森人族は、小人族を加護する存在です。それは、他の地域でも変わらない。見つけたら、進んで交流を持とうとしますし、真っ先に助けを求めようとするものです。なのに、あの子はそうしなかった。極めて不自然です」
ジャクソンは、羽織っていたポンチョを指で弄る。
「最初は、アタシがお面を被ってたから、森人族だと気付かなかったのかなと、思いました。現に、ハムちゃんも分からなかった位ですから。服も、こんなにぼろぼろですしね。森人族の伝統衣装には、見えなかったんでしょう。
でも、なら何故あの子は、アンブローズにも助けを求めなかったんでしょうか?
アンブローズは、森人族の血を引いてると分かる顔立ちです。今日は聖域を訪れるからと、伝統衣装も着てます。分からない筈がないのに、何故あの子は、何もしなかったんでしょう? 何故、元の場所へ戻ろうとしなかったんでしょう?」
ジャクソンの声だけが、医務室に響く。
訥々と語りながら、ジャクソンは肩に乗るドンを撫でる。まるで心を落ち着かせるかのように、チョコレート色の毛並みを一心に梳いた。

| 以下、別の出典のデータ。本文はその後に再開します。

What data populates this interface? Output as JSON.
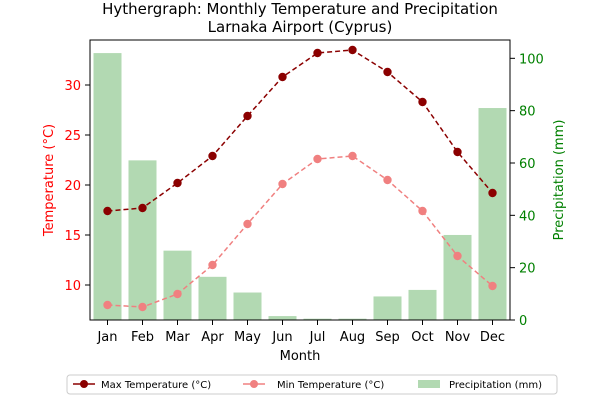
{
  "chart_data": {
    "type": "bar+line",
    "title_line1": "Hythergraph: Monthly Temperature and Precipitation",
    "title_line2": "Larnaka Airport (Cyprus)",
    "xlabel": "Month",
    "ylabel_left": "Temperature (°C)",
    "ylabel_right": "Precipitation (mm)",
    "categories": [
      "Jan",
      "Feb",
      "Mar",
      "Apr",
      "May",
      "Jun",
      "Jul",
      "Aug",
      "Sep",
      "Oct",
      "Nov",
      "Dec"
    ],
    "y_left_range": [
      6.5,
      34.5
    ],
    "y_left_ticks": [
      10,
      15,
      20,
      25,
      30
    ],
    "y_right_range": [
      0,
      107
    ],
    "y_right_ticks": [
      0,
      20,
      40,
      60,
      80,
      100
    ],
    "series": [
      {
        "name": "Max Temperature (°C)",
        "axis": "left",
        "kind": "line",
        "values": [
          17.4,
          17.7,
          20.2,
          22.9,
          26.9,
          30.8,
          33.2,
          33.5,
          31.3,
          28.3,
          23.3,
          19.2
        ]
      },
      {
        "name": "Min Temperature (°C)",
        "axis": "left",
        "kind": "line",
        "values": [
          8.0,
          7.8,
          9.1,
          12.0,
          16.1,
          20.1,
          22.6,
          22.9,
          20.5,
          17.4,
          12.9,
          9.9
        ]
      },
      {
        "name": "Precipitation (mm)",
        "axis": "right",
        "kind": "bar",
        "values": [
          102.0,
          61.0,
          26.5,
          16.5,
          10.5,
          1.5,
          0.5,
          0.5,
          9.0,
          11.5,
          32.5,
          81.0
        ]
      }
    ],
    "colors": {
      "max_line": "#8b0000",
      "min_line": "#f08080",
      "bars": "#b2d9b2",
      "left_axis": "#ff0000",
      "right_axis": "#008000"
    },
    "legend_position": "bottom-center",
    "grid": false
  }
}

「……ジャクソンさんとしては、どう思っているんだ?」
デイモンの問いに、ドンを撫でる手が、一瞬遅くなる。
「……可能性として考えられるのは、三つです。
一つ、そもそも森人族の存在を知らなかった。
二つ。仲間からものを教わる前に、あの子だけが引き離された。
三つ。森人族に嫌な思い出がある。だから頼らなかった。いえ……頼れなかった」
鍛えられた長い体を、一層丸くさせる。
「……もしかしたらあの子は、我々森人族に、とても酷い事をされたのかもしれないわ」
「ジャクソン、何言ってるのよ」
「だって」
「あり得ないわ。森人族は弱き者の加護者。その誇りは、例え四分の一しか流れていなかろうとも、決して穢される事はないわ」
きっぱりと言い切ったアンブローズに、ジャクソンは黙り込む。奇妙な白い面をすっと反らし、肩の上の兎を撫でていく。